Yes we can, sez FCC
Senator's LMA TV argument a canard, argues Kennard
In a Dec. 1 letter to Kennard, Senate Commerce Committee Chairman John McCain (R-Az.) accused the FCC of defying the will of Congress with its efforts to phase out LMAs, which allow a TV station to buy programming and sell advertising for another station in the same market.
But Kennard said Wednesday that there is nothing in the Telecommunications Act itself that bars the FCC from restricting LMAs. In his letter, McCain quoted from a report that accompanied the law which said that the law "grandfathers LMAs currently in existence upon enactment of this legislation and allows LMAs in the future, consistent with the commission's rules."
But Kennard noted the law is neutral on LMAs. "Take a look at the statutory language itself," said Kennard, adding that courts don't consider the report language unless law is vague or contradictory.

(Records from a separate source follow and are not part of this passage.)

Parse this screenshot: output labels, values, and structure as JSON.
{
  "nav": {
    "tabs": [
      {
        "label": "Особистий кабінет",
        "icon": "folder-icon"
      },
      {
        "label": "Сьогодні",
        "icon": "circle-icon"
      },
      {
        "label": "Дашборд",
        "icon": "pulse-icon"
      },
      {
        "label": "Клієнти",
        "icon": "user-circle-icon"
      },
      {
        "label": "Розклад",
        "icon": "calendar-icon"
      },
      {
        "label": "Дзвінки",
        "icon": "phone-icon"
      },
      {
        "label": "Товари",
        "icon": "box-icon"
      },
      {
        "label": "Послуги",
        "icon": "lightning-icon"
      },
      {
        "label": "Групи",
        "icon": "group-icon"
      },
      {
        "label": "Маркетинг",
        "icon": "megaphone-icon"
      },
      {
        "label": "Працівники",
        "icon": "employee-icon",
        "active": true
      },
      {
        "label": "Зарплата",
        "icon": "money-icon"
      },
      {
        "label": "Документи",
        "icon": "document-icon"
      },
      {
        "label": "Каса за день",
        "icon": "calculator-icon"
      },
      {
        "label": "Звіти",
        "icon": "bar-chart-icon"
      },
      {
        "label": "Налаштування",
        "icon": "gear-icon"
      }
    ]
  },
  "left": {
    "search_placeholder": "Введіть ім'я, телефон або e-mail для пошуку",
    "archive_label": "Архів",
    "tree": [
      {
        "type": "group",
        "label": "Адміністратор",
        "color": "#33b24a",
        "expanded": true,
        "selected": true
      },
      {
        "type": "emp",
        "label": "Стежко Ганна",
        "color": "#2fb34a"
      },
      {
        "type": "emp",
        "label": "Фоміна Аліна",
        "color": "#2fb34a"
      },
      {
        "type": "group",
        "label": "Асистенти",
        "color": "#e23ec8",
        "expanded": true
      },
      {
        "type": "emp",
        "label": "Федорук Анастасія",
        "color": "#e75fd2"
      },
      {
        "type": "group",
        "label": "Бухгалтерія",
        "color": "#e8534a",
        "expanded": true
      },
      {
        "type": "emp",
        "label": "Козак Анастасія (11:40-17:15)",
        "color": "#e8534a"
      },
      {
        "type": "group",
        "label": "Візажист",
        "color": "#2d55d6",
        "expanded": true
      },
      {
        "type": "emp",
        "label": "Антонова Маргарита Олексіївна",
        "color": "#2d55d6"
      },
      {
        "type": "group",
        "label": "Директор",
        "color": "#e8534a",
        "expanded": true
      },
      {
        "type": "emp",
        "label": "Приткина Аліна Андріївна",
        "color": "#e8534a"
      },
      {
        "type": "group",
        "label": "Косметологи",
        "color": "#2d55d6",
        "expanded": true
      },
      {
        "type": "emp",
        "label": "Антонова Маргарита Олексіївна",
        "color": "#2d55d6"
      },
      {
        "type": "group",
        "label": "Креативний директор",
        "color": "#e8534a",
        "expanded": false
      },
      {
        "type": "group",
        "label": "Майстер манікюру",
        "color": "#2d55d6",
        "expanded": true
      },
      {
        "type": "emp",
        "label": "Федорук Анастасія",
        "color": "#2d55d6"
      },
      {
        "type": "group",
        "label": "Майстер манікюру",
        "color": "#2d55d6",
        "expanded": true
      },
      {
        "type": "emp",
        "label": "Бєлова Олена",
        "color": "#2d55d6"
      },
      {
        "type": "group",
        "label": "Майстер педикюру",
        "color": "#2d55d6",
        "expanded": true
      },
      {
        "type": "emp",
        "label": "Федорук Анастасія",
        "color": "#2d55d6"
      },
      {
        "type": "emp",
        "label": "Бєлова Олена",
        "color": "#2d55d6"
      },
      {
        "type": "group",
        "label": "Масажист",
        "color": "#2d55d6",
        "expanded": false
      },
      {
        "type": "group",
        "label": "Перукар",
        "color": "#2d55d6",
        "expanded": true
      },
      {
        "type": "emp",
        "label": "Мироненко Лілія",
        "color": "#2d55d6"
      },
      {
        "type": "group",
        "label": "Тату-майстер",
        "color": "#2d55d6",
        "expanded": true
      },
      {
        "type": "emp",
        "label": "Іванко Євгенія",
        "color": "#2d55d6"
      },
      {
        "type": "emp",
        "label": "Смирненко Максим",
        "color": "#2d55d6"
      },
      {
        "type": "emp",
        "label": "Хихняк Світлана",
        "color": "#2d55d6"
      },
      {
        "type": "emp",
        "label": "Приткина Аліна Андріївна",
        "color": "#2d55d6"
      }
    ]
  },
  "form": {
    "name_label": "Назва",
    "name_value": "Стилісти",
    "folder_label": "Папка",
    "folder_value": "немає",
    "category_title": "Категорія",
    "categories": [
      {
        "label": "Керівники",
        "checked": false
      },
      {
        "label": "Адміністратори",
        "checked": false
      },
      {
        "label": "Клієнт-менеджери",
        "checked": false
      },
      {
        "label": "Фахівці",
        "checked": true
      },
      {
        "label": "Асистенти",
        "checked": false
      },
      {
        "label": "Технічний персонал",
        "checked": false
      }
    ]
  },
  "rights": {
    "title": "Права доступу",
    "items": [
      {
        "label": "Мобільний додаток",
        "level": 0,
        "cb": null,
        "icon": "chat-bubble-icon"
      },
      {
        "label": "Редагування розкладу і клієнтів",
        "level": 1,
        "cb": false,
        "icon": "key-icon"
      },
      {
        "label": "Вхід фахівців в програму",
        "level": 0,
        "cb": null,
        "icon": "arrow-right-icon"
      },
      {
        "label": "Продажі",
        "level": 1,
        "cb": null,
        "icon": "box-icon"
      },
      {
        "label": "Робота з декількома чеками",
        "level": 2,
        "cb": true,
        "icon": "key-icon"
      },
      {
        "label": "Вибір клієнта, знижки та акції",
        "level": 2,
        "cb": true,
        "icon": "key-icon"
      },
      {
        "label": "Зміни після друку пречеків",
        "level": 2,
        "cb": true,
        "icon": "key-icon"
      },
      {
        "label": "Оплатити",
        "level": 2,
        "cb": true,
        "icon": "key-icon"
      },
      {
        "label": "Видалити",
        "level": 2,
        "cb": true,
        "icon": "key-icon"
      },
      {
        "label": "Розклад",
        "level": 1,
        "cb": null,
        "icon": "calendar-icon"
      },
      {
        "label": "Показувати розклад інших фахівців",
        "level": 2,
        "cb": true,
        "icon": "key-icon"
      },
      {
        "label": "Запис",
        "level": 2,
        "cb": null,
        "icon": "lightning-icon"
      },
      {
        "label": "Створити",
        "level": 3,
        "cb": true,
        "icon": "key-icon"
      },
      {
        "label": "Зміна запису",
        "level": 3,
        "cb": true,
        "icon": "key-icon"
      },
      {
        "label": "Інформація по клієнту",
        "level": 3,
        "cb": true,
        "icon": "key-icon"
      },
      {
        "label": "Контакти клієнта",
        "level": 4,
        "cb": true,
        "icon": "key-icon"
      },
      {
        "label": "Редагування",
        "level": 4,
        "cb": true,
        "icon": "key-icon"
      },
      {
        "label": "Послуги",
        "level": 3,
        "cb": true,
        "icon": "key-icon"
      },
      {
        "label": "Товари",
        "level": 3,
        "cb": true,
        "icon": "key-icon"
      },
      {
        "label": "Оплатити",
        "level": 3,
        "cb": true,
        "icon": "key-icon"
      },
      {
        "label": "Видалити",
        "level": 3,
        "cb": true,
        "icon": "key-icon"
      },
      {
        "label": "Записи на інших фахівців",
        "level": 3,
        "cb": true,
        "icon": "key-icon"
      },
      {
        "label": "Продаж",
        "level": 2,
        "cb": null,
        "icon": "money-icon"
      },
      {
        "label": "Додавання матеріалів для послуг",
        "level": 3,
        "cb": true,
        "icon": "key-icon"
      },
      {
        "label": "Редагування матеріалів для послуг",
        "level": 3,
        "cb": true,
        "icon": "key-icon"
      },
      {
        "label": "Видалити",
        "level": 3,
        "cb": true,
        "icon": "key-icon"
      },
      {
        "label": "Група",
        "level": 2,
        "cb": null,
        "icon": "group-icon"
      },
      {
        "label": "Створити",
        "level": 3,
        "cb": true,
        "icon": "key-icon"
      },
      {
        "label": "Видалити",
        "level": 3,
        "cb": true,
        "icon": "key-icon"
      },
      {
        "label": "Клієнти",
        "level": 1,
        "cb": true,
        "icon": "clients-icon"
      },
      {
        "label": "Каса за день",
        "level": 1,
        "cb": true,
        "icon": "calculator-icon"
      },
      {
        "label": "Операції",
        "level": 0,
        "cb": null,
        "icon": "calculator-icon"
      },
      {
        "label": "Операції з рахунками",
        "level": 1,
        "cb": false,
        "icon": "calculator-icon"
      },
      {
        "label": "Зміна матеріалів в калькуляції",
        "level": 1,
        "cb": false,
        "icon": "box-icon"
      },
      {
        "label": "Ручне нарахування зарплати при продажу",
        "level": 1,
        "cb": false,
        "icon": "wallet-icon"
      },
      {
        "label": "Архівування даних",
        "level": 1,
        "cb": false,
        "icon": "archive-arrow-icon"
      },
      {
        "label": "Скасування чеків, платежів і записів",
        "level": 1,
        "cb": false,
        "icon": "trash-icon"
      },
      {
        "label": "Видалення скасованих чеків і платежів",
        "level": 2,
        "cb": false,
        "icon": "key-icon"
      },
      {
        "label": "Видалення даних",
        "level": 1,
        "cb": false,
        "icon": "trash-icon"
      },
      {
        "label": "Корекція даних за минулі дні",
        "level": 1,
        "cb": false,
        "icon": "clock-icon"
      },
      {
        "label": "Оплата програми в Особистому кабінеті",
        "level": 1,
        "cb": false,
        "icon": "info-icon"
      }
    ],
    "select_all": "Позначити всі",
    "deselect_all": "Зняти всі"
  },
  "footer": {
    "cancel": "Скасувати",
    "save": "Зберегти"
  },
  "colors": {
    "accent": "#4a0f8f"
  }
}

The text of the law states, "Nothing in this section shall be construed to prohibit the origination, continuation or renewal of any television marketing agreement that is in compliance with the regulations of the commission."
The FCC plans to hold a vote on LMAs later this month. Agency staffers have recommended the complete elimination of LMAs. There are more than 80 LMAs in effect around the country, and broadcast groups such as Sinclair and Tribune have several contracts to manage the assets of second stations in markets where they already own one.
Broadcasters insist that LMAs provide public interest benefits by keeping weak stations on the air and bringing dormant ones back to life. But opponents of LMAs claim they are simply an effort by broadcasters to bypass the FCC's current restriction on owning more than one television station in a market. Under the current rule, the only requirement to operate an LMA is that the owners of the leased station must maintain the payroll for the general manager and pay half the salary of one additional employee.